Encore une victoire comme celle-ci, et nous sommes perdus!

Nous avions largement décrit les côtés moins reluisants de l’indexation dans notre article: indexation des salaires record en 2023. Sans virer dans l’extrême de dire que l’indexation est fatale ou dans l’idéologie du maintien de l’indexation à tout prix. Le Comité national du NGL-SNEP se penchera sur la question.

Ce qui importe de noter, c’est que cette indexation, outre le fait qu’elle est en retard (ou devrai-je dire: en gestation depuis) de 9 mois, elle est tout simplement un maquignonnage, un mauvais troc!

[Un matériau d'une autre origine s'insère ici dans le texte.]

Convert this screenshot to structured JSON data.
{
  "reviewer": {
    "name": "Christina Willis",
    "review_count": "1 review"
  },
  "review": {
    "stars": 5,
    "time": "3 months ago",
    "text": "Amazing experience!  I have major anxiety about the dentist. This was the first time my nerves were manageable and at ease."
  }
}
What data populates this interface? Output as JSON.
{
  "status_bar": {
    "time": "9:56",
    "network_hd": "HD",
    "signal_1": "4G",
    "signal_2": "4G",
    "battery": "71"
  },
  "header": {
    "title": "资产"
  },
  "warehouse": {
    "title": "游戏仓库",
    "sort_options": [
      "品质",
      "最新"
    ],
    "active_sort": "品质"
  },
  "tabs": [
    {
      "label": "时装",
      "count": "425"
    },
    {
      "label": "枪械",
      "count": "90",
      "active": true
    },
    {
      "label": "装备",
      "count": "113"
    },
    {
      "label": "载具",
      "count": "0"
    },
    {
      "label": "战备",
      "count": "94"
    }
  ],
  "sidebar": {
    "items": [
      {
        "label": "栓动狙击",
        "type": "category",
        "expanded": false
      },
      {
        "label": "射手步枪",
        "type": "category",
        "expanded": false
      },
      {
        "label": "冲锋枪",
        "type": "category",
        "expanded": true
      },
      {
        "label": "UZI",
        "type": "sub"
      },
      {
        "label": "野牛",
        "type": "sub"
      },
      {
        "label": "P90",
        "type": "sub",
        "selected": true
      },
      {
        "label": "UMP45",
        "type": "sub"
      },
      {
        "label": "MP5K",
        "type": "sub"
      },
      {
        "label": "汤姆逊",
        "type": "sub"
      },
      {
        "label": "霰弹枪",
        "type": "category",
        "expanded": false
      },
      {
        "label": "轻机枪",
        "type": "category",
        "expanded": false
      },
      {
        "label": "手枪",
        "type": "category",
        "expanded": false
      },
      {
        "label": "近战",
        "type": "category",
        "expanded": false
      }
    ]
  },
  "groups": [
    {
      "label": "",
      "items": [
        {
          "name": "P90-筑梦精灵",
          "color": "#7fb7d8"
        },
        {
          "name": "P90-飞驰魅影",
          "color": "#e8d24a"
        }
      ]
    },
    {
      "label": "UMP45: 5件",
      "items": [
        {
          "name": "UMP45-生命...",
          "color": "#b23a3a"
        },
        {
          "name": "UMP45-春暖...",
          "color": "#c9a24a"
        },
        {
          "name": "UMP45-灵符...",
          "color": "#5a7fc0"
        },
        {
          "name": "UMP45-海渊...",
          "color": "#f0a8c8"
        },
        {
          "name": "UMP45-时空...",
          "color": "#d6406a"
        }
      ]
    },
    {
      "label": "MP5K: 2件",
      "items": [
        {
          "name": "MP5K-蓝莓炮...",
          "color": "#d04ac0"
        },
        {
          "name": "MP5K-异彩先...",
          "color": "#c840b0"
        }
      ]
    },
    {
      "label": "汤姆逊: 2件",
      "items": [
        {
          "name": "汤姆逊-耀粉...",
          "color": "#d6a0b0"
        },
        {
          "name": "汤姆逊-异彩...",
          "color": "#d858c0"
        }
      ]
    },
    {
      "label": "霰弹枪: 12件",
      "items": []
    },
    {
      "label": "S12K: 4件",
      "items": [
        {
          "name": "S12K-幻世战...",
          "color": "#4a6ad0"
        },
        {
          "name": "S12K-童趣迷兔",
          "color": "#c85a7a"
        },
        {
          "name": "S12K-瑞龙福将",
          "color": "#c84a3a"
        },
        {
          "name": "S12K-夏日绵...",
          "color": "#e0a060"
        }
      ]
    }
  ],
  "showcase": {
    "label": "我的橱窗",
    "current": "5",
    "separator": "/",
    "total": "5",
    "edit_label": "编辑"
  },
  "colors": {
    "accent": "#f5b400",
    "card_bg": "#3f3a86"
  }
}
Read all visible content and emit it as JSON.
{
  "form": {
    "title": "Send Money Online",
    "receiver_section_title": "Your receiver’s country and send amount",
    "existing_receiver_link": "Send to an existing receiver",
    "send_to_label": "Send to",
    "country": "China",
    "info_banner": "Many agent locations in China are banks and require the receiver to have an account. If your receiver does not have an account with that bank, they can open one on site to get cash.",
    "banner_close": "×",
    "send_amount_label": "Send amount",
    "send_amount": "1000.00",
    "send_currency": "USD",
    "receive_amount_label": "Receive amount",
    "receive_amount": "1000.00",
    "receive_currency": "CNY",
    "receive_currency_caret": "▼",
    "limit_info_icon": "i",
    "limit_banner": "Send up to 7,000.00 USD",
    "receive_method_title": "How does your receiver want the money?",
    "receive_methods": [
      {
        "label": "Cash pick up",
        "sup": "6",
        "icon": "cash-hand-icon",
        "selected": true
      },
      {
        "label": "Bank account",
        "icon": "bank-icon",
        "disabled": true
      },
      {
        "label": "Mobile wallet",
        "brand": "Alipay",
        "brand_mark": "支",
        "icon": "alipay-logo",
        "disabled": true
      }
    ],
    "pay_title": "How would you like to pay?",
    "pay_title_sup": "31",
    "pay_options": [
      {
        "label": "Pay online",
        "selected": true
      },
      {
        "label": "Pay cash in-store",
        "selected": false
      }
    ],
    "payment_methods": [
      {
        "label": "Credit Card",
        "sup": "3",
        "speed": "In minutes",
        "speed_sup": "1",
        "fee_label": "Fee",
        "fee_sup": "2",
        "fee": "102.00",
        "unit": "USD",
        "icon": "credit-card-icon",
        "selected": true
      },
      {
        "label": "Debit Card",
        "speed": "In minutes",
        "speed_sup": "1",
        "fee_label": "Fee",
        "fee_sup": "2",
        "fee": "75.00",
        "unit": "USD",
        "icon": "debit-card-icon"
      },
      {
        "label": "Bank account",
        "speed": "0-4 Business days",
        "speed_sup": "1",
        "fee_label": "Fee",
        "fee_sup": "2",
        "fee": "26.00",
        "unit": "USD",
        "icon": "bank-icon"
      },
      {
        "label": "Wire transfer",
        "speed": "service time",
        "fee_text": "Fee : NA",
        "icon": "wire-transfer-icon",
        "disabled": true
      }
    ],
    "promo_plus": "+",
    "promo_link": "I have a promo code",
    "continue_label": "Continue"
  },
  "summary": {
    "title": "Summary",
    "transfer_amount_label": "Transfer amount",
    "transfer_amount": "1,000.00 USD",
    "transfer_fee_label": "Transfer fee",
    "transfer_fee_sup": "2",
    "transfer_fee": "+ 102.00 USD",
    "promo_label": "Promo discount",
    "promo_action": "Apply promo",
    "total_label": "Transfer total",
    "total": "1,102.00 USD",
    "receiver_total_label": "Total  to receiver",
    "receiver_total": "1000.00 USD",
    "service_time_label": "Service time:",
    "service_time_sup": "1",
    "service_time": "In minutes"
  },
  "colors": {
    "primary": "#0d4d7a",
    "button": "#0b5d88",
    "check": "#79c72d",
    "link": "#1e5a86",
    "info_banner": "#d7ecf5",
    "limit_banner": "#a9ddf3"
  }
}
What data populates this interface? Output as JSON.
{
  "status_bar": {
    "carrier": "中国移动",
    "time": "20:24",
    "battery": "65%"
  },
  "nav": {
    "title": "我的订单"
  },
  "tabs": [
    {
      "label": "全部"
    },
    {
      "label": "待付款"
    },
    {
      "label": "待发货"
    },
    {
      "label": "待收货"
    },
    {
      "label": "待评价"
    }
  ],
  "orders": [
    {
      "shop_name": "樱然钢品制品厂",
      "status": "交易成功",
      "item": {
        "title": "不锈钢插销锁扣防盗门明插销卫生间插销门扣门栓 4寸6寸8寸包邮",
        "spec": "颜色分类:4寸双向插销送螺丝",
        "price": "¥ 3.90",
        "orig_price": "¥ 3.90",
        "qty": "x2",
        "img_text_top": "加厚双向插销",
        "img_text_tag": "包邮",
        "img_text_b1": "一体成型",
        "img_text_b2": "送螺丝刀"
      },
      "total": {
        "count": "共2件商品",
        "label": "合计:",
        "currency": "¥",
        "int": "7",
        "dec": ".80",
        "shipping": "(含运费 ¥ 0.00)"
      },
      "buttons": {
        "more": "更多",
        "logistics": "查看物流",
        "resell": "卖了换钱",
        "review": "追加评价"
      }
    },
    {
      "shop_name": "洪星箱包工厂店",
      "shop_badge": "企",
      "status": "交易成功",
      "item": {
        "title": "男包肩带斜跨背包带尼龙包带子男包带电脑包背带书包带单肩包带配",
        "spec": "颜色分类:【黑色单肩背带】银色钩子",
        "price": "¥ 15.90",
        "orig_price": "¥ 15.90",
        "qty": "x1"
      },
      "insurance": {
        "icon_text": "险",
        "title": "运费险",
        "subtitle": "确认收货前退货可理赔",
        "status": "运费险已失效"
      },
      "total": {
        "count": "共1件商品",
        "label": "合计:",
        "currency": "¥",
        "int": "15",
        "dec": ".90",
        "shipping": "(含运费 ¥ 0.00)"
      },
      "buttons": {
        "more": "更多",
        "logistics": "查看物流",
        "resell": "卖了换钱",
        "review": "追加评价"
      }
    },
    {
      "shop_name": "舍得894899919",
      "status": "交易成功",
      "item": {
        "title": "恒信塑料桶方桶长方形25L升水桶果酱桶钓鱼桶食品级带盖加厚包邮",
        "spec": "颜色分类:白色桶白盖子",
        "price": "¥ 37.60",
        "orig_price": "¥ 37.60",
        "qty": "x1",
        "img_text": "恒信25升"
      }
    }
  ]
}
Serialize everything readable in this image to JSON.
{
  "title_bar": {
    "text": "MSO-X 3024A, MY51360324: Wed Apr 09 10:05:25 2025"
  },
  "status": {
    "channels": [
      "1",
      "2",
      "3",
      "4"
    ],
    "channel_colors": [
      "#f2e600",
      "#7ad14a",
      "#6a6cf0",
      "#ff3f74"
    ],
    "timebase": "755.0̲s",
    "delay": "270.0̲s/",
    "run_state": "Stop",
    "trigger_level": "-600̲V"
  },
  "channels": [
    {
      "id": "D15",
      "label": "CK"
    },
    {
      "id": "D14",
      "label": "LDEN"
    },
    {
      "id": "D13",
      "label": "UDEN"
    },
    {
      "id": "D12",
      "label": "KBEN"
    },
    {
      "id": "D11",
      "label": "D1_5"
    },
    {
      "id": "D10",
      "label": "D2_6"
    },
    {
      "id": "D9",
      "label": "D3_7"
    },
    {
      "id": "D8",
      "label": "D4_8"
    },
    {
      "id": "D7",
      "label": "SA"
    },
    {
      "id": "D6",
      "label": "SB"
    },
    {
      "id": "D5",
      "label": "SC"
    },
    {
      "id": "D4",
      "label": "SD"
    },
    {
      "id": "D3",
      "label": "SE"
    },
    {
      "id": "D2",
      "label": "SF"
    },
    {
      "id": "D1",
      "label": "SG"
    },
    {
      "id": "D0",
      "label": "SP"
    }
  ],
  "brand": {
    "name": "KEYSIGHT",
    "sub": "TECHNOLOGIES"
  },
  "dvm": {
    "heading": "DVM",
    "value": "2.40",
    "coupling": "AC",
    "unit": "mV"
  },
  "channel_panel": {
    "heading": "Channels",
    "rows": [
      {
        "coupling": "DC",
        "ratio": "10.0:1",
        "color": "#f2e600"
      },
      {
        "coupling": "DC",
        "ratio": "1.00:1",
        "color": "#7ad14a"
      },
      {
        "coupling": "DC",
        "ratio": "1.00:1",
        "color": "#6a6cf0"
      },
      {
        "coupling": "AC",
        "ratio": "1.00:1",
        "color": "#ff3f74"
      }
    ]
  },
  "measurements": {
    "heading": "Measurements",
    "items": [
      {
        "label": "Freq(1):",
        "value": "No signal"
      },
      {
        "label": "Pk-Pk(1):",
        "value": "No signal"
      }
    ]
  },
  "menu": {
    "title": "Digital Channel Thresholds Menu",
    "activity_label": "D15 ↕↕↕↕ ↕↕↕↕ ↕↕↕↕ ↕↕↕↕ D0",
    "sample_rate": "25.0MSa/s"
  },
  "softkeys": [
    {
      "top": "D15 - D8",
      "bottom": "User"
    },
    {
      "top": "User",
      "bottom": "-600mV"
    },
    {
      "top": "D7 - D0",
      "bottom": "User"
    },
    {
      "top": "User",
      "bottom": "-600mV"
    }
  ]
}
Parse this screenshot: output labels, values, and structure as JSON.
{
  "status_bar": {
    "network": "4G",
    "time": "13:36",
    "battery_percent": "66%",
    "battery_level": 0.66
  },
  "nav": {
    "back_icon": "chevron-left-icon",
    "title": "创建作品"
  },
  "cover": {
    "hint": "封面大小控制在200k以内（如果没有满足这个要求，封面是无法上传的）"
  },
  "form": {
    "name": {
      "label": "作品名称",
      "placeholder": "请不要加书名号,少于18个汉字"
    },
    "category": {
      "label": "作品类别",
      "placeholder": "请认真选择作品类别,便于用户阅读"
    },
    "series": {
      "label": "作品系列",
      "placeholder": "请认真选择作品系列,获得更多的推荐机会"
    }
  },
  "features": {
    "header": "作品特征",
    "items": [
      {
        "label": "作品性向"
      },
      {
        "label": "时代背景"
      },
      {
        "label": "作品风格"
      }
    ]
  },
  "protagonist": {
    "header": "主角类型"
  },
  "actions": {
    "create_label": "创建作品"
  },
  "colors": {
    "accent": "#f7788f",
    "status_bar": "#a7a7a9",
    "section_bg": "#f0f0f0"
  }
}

Le fait est tout simplement qu’il y a des travailleurs qui, malgré l’indexation, perdront de l’argent, et notamment ceux qui en ont le plus besoin: les petits salaires, les petites retraites, les célibataires en quête d’une existence…

Les chiffres ne mentent pas

Prenons les mêmes exemples qu’au paragraphe 2: le célibataire 1 au salaire minimum (sans abattements fiscaux) qui aura 61,17 euros de plus sur son salaire brut du mois d’avril, perdra 40,83 euros sur son net par rapport au mois de mars. Donc, gagner 60 euros de plus pour en perdre 40.

Le célibataire à 5.000 euros au mois de mars aura une augmentation brute de 124.98€ pour perdre encore 17,11€ sur son net.

C’est seulement aux environs de 6000 euros brut que l’effet de l’indexation commence à être positif.

Les gros salaires plus gros, les petits plus petits!

Nous connaissons le principe depuis la nuit des temps de l’ère capitaliste. Le clivage entre riches et pauvres se creuse toujours et encore. Les classes moyennes disparaissent. Vous le voyez sur le salaire de 5.000 euros, qui perd encore.

La grande question: comment est-ce possible?

« Il » a été convenu entre syndicats, patrons et gouvernement, qu’en même temps que l’indexation de juillet 2022 serait accordée enfin en avril 2023, le CIE (« crédit d’impôt énergie ») allait être retiré. C’est ce retrait du CIE qui cause le dommage.

Dommage – une chance perdue

Le crédit d’impôt énergie a été introduit afin de compenser le report de l’indexation. On peut se demander si le mécanisme compensateur de l’indexation n’a pas été meilleur que l’indexation elle-même qu’il était destiné à compenser, pour une trop courte durée malheureusement. Pour qu’il n’y ait pas de malentendu: sa disparition a été négociée le jour de sa création. Notamment le syndicat qui se veut le numéro un a pestiféré contre ce remplaçant de l’indexation.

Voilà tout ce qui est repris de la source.